Elle me permet de parler d'art italien. De ma collection de livres consacrés aux musées du monde que j'ai acquise par abonnement à Milan (le consulat étant abonné aux journaux locaux, je pouvais, moyennant un supplément de quelques euros par semaine seulement, me procurer une série de livres d'art qui me servent de référence jusqu'à ce jour et qui ont nourri à une période de grande solitude m'a vocation salvatrice pour la peinture).

Enfin, cette toile me permet de parler du musée Poldi Pezzoli de Milan, qui s'il ne possède pas d'oeuvres majeures ou du moins incontournables, a tous les charmes d'une résidence privée dédiée à la beauté. Les lieux qui ont logé des amateurs d'art acquiert une âme unique qui semble résister à l'épreuve du temps.

mardi 8 mars 2011

samedi 26 février 2011

Le violoncelliste de Sarajevo (#21) (2)


"Dans quelle version d'un mensonge se trouve la vérité, impossible de le dire. Aujourd'hui, après tout ce qui s'est passé, Dragan sait que le Sarajevo dont il se souvient, la ville où il a grandi, dont il était fier et où il était heureux de vivre, n'a probablement jamais existé."

De Sarajevo, ce dont je me souviens aussi, ce sont le sentiments provoqués par ma présence. J'étais silencieusement assise au fond de l'autobus lorsque le douanier entra à la frontière pour inspecter les passeports. Quel fût son étonnement et celui de tous les passagers de découvrir parmi eux une jeune étrangère.

Au lieu du mépris que je me serais attendue à recevoir pour m'être lancée dans une aventure aussi téméraire, je lisais sur leur visage un certainement amusement, une curiosité.

J'ai rapidement compris que j'annonçais la fin de la guerre. Le printemps revenait enfin au terme d'un hiver éternel. Les tirs avaient cessé depuis quelques temps, mais ma présence mettait fin à leur isolement. Le monde s'intéressait à Sarajevo et recommencerait à venir.

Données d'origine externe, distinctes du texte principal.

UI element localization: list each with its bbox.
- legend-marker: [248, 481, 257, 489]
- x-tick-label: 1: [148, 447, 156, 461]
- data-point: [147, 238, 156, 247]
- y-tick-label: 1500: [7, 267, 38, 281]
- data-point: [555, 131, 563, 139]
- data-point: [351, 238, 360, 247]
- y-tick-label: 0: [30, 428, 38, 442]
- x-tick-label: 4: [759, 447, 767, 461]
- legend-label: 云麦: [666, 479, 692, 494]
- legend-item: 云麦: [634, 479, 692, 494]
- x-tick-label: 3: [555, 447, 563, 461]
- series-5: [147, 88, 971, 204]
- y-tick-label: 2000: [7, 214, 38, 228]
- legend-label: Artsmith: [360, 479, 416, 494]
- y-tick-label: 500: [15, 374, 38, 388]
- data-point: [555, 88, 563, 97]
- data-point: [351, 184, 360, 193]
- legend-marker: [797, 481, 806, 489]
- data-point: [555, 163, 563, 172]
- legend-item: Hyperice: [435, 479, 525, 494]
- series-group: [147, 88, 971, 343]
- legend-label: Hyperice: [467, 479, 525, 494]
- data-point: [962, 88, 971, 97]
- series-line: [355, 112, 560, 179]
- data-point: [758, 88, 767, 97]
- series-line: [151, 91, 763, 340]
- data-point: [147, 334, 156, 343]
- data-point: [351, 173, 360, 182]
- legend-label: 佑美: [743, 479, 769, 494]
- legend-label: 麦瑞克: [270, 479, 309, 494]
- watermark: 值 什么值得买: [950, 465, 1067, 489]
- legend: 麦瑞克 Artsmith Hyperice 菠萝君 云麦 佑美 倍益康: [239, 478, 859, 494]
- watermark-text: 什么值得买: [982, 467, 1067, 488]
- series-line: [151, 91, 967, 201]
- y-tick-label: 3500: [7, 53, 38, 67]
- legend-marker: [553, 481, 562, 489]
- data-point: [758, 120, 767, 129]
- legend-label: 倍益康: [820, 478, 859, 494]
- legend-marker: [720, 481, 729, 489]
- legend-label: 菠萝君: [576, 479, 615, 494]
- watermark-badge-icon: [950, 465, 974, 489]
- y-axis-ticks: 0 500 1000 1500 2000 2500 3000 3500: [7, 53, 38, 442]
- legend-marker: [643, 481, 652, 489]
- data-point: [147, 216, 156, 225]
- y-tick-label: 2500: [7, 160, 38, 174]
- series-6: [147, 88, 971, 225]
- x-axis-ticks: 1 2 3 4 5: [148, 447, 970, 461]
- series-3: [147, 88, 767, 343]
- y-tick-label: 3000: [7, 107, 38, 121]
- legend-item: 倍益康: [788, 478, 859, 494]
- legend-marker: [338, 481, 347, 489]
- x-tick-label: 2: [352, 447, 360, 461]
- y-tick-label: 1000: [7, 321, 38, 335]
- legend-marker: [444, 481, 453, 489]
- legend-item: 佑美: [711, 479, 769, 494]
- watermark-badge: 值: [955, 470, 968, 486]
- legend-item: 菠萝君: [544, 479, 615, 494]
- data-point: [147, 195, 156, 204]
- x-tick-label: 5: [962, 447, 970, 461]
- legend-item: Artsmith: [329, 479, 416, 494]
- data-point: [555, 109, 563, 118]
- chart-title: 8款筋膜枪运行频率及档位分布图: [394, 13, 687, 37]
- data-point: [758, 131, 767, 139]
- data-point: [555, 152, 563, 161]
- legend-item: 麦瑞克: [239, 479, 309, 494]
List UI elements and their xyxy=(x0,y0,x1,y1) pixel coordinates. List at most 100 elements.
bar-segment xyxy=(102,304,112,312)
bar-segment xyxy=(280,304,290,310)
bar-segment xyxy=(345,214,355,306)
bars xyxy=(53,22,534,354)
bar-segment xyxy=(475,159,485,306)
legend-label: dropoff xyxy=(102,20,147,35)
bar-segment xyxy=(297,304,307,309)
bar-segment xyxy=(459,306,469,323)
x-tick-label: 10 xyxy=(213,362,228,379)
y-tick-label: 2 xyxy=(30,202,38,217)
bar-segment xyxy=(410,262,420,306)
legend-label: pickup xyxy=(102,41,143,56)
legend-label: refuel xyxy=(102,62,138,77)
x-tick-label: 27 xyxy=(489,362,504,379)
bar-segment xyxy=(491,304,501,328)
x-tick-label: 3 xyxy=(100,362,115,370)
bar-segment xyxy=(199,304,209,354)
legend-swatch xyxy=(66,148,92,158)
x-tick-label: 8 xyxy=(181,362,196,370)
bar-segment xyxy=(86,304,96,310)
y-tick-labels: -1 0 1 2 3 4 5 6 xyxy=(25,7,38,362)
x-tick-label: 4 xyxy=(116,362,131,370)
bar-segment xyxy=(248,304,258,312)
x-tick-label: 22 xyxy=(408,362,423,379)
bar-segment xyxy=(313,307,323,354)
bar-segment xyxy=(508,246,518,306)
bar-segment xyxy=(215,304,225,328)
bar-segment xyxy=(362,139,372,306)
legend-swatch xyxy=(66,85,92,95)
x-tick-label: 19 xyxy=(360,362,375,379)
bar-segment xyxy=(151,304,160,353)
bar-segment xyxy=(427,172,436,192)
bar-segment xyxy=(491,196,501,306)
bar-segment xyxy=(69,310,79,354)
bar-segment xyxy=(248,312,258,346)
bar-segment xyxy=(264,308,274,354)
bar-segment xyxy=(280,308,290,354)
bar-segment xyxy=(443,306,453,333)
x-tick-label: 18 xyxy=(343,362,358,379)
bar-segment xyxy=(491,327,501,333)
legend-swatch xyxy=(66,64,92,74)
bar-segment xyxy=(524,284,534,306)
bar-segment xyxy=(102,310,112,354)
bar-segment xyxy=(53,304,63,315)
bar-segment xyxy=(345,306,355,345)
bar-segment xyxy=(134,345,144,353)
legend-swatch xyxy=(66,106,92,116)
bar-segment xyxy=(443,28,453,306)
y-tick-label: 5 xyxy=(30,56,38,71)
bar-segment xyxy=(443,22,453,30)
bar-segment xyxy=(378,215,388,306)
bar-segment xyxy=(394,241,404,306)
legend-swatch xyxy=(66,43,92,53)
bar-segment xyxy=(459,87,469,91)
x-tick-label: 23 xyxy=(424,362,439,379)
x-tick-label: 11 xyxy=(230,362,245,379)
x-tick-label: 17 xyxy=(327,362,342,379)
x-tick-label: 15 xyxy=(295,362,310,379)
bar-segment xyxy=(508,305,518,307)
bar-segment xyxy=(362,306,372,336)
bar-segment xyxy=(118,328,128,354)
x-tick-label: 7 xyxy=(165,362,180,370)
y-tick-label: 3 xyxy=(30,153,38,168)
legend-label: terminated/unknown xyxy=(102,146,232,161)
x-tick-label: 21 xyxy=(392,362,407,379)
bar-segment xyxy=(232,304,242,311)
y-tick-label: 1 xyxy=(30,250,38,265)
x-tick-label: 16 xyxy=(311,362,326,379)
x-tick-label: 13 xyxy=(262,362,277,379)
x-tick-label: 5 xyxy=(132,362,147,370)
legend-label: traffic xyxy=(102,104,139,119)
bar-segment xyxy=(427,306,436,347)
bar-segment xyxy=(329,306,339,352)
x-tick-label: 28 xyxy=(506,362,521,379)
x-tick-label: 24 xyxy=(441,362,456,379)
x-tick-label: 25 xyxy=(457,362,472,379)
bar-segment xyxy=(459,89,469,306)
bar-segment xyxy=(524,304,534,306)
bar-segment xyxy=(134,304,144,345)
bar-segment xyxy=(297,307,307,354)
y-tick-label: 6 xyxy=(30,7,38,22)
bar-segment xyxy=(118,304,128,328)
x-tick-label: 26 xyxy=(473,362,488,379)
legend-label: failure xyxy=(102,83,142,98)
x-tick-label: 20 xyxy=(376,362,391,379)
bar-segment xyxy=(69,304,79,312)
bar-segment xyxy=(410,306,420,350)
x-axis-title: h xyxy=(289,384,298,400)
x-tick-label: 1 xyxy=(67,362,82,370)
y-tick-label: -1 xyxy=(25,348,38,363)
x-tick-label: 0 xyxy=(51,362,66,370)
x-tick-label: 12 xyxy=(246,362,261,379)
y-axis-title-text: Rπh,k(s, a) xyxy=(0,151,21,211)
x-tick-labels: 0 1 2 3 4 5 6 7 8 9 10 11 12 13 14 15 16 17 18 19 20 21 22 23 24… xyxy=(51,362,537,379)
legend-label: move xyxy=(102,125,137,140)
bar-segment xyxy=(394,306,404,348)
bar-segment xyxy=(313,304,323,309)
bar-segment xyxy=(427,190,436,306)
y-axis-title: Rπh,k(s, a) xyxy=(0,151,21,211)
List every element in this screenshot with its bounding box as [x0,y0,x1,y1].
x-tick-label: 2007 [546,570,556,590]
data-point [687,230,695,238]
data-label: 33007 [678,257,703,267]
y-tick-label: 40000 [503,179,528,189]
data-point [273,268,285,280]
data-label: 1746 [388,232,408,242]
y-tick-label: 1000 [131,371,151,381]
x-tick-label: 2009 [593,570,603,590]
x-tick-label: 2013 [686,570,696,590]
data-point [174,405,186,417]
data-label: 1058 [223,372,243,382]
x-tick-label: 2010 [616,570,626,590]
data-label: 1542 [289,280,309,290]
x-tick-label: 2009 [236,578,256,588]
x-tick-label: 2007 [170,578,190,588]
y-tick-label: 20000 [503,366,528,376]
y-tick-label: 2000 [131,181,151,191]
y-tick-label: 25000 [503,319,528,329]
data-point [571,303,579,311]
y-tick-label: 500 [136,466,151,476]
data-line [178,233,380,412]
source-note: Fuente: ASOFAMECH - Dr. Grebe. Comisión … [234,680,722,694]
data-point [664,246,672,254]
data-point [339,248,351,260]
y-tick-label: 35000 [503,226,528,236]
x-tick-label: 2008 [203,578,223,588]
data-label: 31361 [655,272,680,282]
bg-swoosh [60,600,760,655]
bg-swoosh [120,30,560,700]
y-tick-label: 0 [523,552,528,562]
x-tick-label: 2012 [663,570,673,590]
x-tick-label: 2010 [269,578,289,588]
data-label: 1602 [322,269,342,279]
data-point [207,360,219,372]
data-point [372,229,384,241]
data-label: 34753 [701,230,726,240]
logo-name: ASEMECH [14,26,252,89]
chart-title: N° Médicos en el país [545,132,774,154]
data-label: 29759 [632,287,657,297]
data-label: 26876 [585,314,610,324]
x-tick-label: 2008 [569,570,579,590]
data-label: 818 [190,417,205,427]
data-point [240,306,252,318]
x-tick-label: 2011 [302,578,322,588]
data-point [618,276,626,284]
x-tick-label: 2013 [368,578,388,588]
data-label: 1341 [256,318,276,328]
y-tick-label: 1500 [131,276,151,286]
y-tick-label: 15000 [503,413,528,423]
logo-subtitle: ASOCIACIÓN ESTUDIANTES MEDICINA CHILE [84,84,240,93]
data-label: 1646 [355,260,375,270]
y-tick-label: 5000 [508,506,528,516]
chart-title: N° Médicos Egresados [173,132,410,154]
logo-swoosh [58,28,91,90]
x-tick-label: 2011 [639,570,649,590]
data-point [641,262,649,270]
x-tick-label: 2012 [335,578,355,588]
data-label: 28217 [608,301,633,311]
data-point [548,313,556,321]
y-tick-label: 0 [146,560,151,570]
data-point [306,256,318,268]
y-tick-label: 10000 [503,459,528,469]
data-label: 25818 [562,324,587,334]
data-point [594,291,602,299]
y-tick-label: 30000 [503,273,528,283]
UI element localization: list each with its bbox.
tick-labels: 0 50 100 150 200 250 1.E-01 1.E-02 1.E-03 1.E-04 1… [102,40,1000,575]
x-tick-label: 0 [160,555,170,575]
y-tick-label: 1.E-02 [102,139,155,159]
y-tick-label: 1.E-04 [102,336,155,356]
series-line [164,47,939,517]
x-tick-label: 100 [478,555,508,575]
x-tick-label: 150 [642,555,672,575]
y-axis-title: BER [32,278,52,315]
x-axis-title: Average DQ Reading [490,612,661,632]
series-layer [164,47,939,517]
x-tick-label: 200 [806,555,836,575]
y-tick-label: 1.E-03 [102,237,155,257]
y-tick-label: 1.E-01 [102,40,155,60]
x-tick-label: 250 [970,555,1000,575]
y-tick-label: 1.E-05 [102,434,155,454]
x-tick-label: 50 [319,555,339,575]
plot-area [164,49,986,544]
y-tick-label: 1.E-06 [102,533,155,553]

Mon hôte m'a confié, alors qu'il m'accompagnait dans les rues de la ville, qu'il n'aurait jamais trouvé le courage de retrouver Sarajevo n'eut été de moi. Il redécouvrait sa ville par mes yeux qui n'avaient jamais vu la guerre. Il me racontait la guerre à moi, qui ne la connaissait pas. Et je crois que cette innocence était pour ceux que je rencontrais une promesse de paix. Le bonheur était encore possible.

"Une arme est la manifestation d'une décision déjà prise".